Jean-René Lemoine La représentation que j’ai vue récemment au TNS (c’était ta dernière) était calme également mais… Valérie Dréville C’était la plus calme des représentations qu’on ait faites à Strasbourg et ensuite à Paris. Jean-René Lemoine … en même temps je sentais dans le public, derrière moi, une résistance, une résistance silencieuse, une difficulté à accepter. C’était comme si tu leur tendais la main en leur disant : « Je vous emmène vers l’inconnu. Je vous propose une autre vision du féminin. » Cela provoquait un effroi. Et cet effroi n’était pas le même pour les femmes que pour les hommes. Valérie Dréville Oui, c’est sûr. Jean-René Lemoine Chez les hommes il y avait une terreur − comme une panique de castration − à accepter soudain d’être dans la position passive, c’est-à-dire, dans le plus beau sens du terme, la position de celui à qui on délivre, à qui on enseigne quelque chose de radicalement différent. Et j’avais le sentiment que pour les femmes, c’était une autre terreur, qu’elles auraient pu mourir de se dire : « Je ne me suis jamais permis cela. » Valérie Dréville Oui, tout à fait. Mais, tu sais, je pense que c’est la même terreur que celle que j’ai pu ressentir moi, finalement, la même résistance, le même manque de foi : « Non, je ne peux pas, moi je suis une femme, je ne suis pas ça. » Faire ce chemin-là vers cette puissance, cette assurance.
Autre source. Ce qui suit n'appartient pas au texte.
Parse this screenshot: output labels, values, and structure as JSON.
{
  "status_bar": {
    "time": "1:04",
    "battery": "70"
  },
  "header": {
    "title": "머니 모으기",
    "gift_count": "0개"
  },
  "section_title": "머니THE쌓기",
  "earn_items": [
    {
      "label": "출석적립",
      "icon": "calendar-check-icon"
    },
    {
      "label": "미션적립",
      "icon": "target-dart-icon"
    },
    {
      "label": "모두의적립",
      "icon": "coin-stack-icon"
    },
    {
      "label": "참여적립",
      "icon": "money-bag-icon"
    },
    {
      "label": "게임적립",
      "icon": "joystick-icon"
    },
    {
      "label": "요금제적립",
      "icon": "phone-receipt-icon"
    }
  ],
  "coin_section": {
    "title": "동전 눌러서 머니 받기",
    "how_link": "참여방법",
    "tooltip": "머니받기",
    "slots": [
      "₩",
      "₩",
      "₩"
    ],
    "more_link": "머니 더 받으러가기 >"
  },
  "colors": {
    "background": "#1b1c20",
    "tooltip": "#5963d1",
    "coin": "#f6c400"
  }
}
Se dire : « C’est ça, ce n’est pas autre chose. » Jean-René Lemoine Il y a une question qui me taraude. Pourquoi est-ce que finalement, maintenant, aujourd’hui, on accepte plus facilement que ce soit l’homme qui échappe à la définition, qui ne soit « ni homme ni femme » ? Valérie Dréville Oui… Et moi aussi, je voudrais te retourner la question… Parce que toi aussi tu provoques un trouble. Jean-René Lemoine Oui, je provoque un trouble. Mais je crois que le trouble est beaucoup plus accepté pour moi que pour toi.


Jean-René Lemoine, novembre 2016 © Jean-Louis Fernandez

Valérie Dréville Oui, c’est vrai. Jean-René Lemoine Ce qu’ils ont du mal à accepter, c’est que toi tu prennes une position dominante. Et précisons-le, elle n’est pas dominante dans le sens où tu prétendrais détenir la vérité. Tu dis juste : « Vous ne savez pas ce que je suis. Je ne le sais peut-être pas moi-même. Mais vous allez devoir m’écouter telle que je suis. » Et cela semble insupportable, en tout cas à bon nombre de gens. Alors que de mon côté, il y a une séduction qui s’opère, un va-et-vient permanent entre séduction et effroi. J’amène les spectateurs vers la séduction, ils me suivent et ensuite, ils se glacent. Valérie Dréville Ils sont pris. Tu les as déjà pris. Tu es comme une araignée. Tu tisses ta toile, ils sont pris et après ils ne peuvent plus bouger. Moi j’ai senti ça, très fort, quand tu as joué Médée poème enragé à Strasbourg. Très vite. Il y a une espèce de fascination. Une attirance.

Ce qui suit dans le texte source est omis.